On Friday, April 16, 2021, the Securities and Exchange Commission charged Israeli-based Spot Tech House, Ltd., formerly known as Spot Option, Ltd., and two of its former top executives, Malhaz Pinhas Patarkazishvili (also known as Pini Peter) and Ran Amiran, with deceiving U.S. investors out of more than $100 million through fraudulent and unregistered online sales of risky securities known as binary options.
According to the SEC's complaint, Spot Option - under the control of Patarkazishvili, the company's founder and former chief executive officer, and Amiran, the company's former president - defrauded retail investors worldwide through a scheme involving the sale of online binary options. Binary options are securities whose payouts are contingent on the outcome of a yes/no proposition, typically whether an underlying asset will be above or below a specified price at the time the option expires.

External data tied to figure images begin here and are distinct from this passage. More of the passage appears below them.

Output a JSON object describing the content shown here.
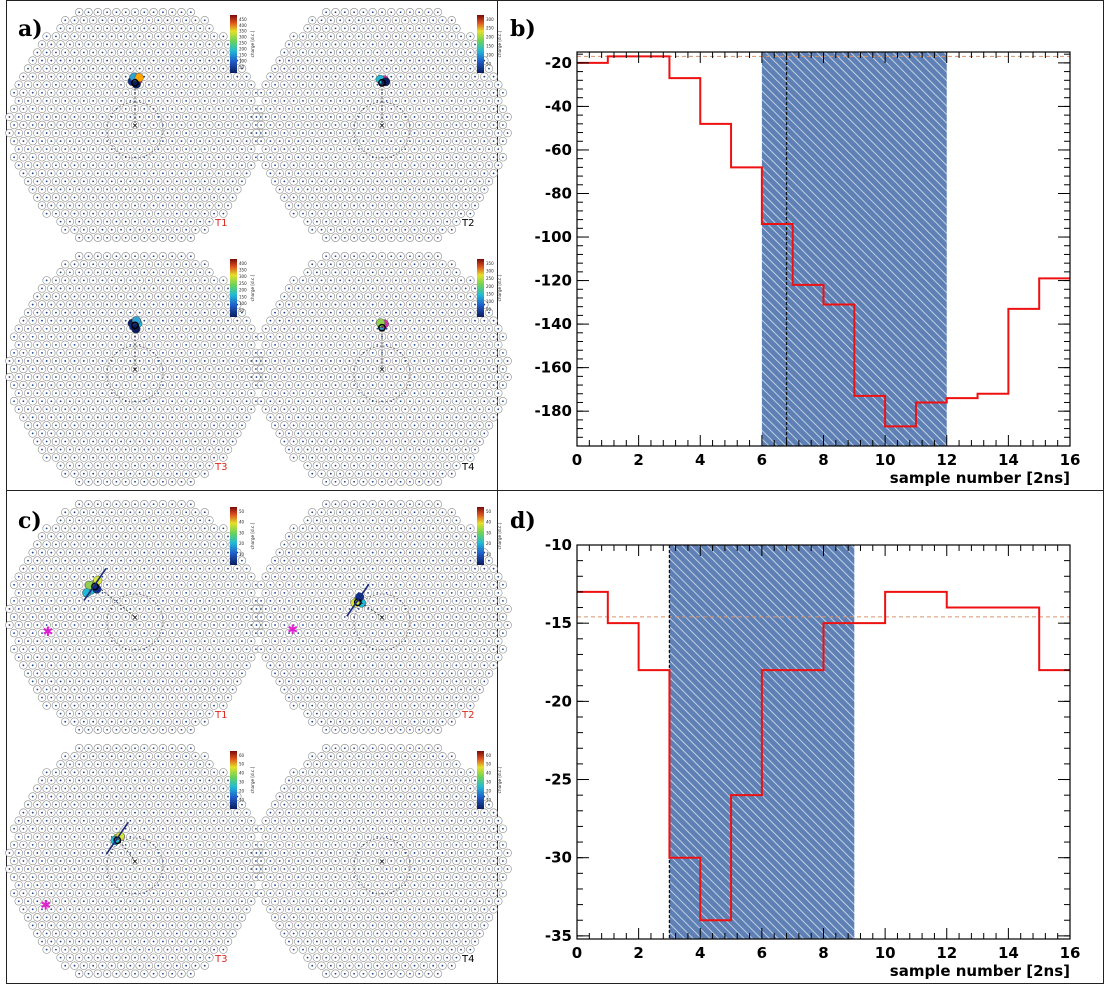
{
  "panel_labels": [
    "a)",
    "b)",
    "c)",
    "d)"
  ],
  "camera_colors": {
    "red": "#e0271f",
    "black": "#000000"
  },
  "charge_scale_label": "charge [d.c.]",
  "chart_data": [
    {
      "panel": "a)",
      "type": "heatmap",
      "description_free": true,
      "telescopes": [
        {
          "label": "T1",
          "label_color": "#e0271f",
          "colorbar_ticks": [
            50,
            100,
            150,
            200,
            250,
            300,
            350,
            400,
            450
          ],
          "hits": [
            [
              0,
              -9.5,
              "#22b9d6"
            ],
            [
              0.6,
              -9.6,
              "#db2eb0"
            ],
            [
              -0.6,
              -9.4,
              "#102e8c"
            ],
            [
              0.3,
              -8.8,
              "#0a1d5e"
            ],
            [
              -0.2,
              -10.3,
              "#2fa3d5"
            ],
            [
              0.9,
              -10.2,
              "#ffa500"
            ]
          ]
        },
        {
          "label": "T2",
          "label_color": "#000000",
          "colorbar_ticks": [
            50,
            100,
            150,
            200,
            250,
            300
          ],
          "hits": [
            [
              0,
              -9.5,
              "#102e8c"
            ],
            [
              0.5,
              -9.7,
              "#db2eb0"
            ],
            [
              -0.4,
              -9.8,
              "#22b9d6"
            ],
            [
              0.8,
              -9.3,
              "#0a1d5e"
            ]
          ]
        },
        {
          "label": "T3",
          "label_color": "#e0271f",
          "colorbar_ticks": [
            50,
            100,
            150,
            200,
            250,
            300,
            350,
            400
          ],
          "hits": [
            [
              0,
              -9.8,
              "#102e8c"
            ],
            [
              0.6,
              -9.8,
              "#22b9d6"
            ],
            [
              -0.6,
              -9.8,
              "#0a1d5e"
            ],
            [
              0.3,
              -10.4,
              "#2fa3d5"
            ],
            [
              -0.3,
              -9.2,
              "#102e8c"
            ],
            [
              0.2,
              -8.6,
              "#0a1d5e"
            ]
          ]
        },
        {
          "label": "T4",
          "label_color": "#000000",
          "colorbar_ticks": [
            50,
            100,
            150,
            200,
            250,
            300,
            350
          ],
          "hits": [
            [
              0,
              -9.3,
              "#2fa3d5"
            ],
            [
              0.5,
              -9.7,
              "#db2eb0"
            ],
            [
              -0.3,
              -9.9,
              "#8fd14f"
            ]
          ]
        }
      ]
    },
    {
      "panel": "b)",
      "type": "line",
      "xlabel": "sample number [2ns]",
      "ylabel": "",
      "xlim": [
        0,
        16
      ],
      "ylim": [
        -196,
        -15
      ],
      "x_ticks": [
        0,
        2,
        4,
        6,
        8,
        10,
        12,
        14,
        16
      ],
      "y_ticks": [
        -20,
        -40,
        -60,
        -80,
        -100,
        -120,
        -140,
        -160,
        -180
      ],
      "step_values": [
        -20,
        -17,
        -17,
        -27,
        -48,
        -68,
        -94,
        -122,
        -131,
        -173,
        -187,
        -176,
        -174,
        -172,
        -133,
        -119
      ],
      "baseline": -17,
      "integration_window": [
        6,
        12
      ],
      "peak_time": 6.8
    },
    {
      "panel": "c)",
      "type": "heatmap",
      "telescopes": [
        {
          "label": "T1",
          "label_color": "#e0271f",
          "colorbar_ticks": [
            10,
            20,
            30,
            40,
            50
          ],
          "hits": [
            [
              -8.6,
              -7.0,
              "#8fd14f"
            ],
            [
              -9.4,
              -5.8,
              "#22b9d6"
            ],
            [
              -8.0,
              -7.9,
              "#d8e53a"
            ],
            [
              -9.8,
              -6.8,
              "#8fd14f"
            ],
            [
              -8.2,
              -6.0,
              "#102e8c"
            ],
            [
              -10.4,
              -5.2,
              "#22b9d6"
            ]
          ],
          "star": [
            -11.7,
            -1.2
          ]
        },
        {
          "label": "T2",
          "label_color": "#e0271f",
          "colorbar_ticks": [
            10,
            20,
            30,
            40,
            50
          ],
          "hits": [
            [
              -5.2,
              -3.6,
              "#8fd14f"
            ],
            [
              -4.4,
              -3.0,
              "#22b9d6"
            ],
            [
              -5.8,
              -3.0,
              "#d8e53a"
            ],
            [
              -4.8,
              -4.3,
              "#102e8c"
            ]
          ],
          "star": [
            -12.0,
            -1.4
          ]
        },
        {
          "label": "T3",
          "label_color": "#e0271f",
          "colorbar_ticks": [
            10,
            20,
            30,
            40,
            50,
            60
          ],
          "hits": [
            [
              -3.8,
              -4.9,
              "#8fd14f"
            ],
            [
              -3.2,
              -5.3,
              "#d8e53a"
            ],
            [
              -4.3,
              -4.4,
              "#22b9d6"
            ]
          ],
          "star": [
            -12.0,
            2.0
          ]
        },
        {
          "label": "T4",
          "label_color": "#000000",
          "colorbar_ticks": [
            10,
            20,
            30,
            40,
            50,
            60
          ],
          "hits": []
        }
      ]
    },
    {
      "panel": "d)",
      "type": "line",
      "xlabel": "sample number [2ns]",
      "ylabel": "",
      "xlim": [
        0,
        16
      ],
      "ylim": [
        -35.2,
        -10
      ],
      "x_ticks": [
        0,
        2,
        4,
        6,
        8,
        10,
        12,
        14,
        16
      ],
      "y_ticks": [
        -10,
        -15,
        -20,
        -25,
        -30,
        -35
      ],
      "step_values": [
        -13,
        -15,
        -18,
        -30,
        -34,
        -26,
        -18,
        -18,
        -15,
        -15,
        -13,
        -13,
        -14,
        -14,
        -14,
        -18
      ],
      "baseline": -14.6,
      "integration_window": [
        3,
        9
      ],
      "peak_time": 3
    }
  ]
}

The SEC alleges that the defendants developed nearly all of the products and services necessary to offer and sell binary options through the internet, including a proprietary trading platform, and that they licensed these products and services to entities they called "white label partners," who directly marketed the binary options. According to the complaint, Spot Option instructed its white label partners to aggressively market the binary options as a highly profitable investment for retail investors. As alleged, investors were not told that the defendants' white label partners were the counter-parties on all investor trades, and thus profited when the investors lost money. To ensure sufficient investor losses and make the scheme profitable, Spot Option allegedly, among other tactics, instructed its partners to permit investors to withdraw only a portion of the monies the investors deposited, devised a manipulative payout structure for binary options trades, and designed its trading platform to increase the probability that investors' trades would expire worthless. According to the complaint, the defendants' deceptive business practices caused U.S. and foreign investors to lose a substantial portion of the money they deposited to their trading accounts. The defendants allegedly made millions of dollars as a result.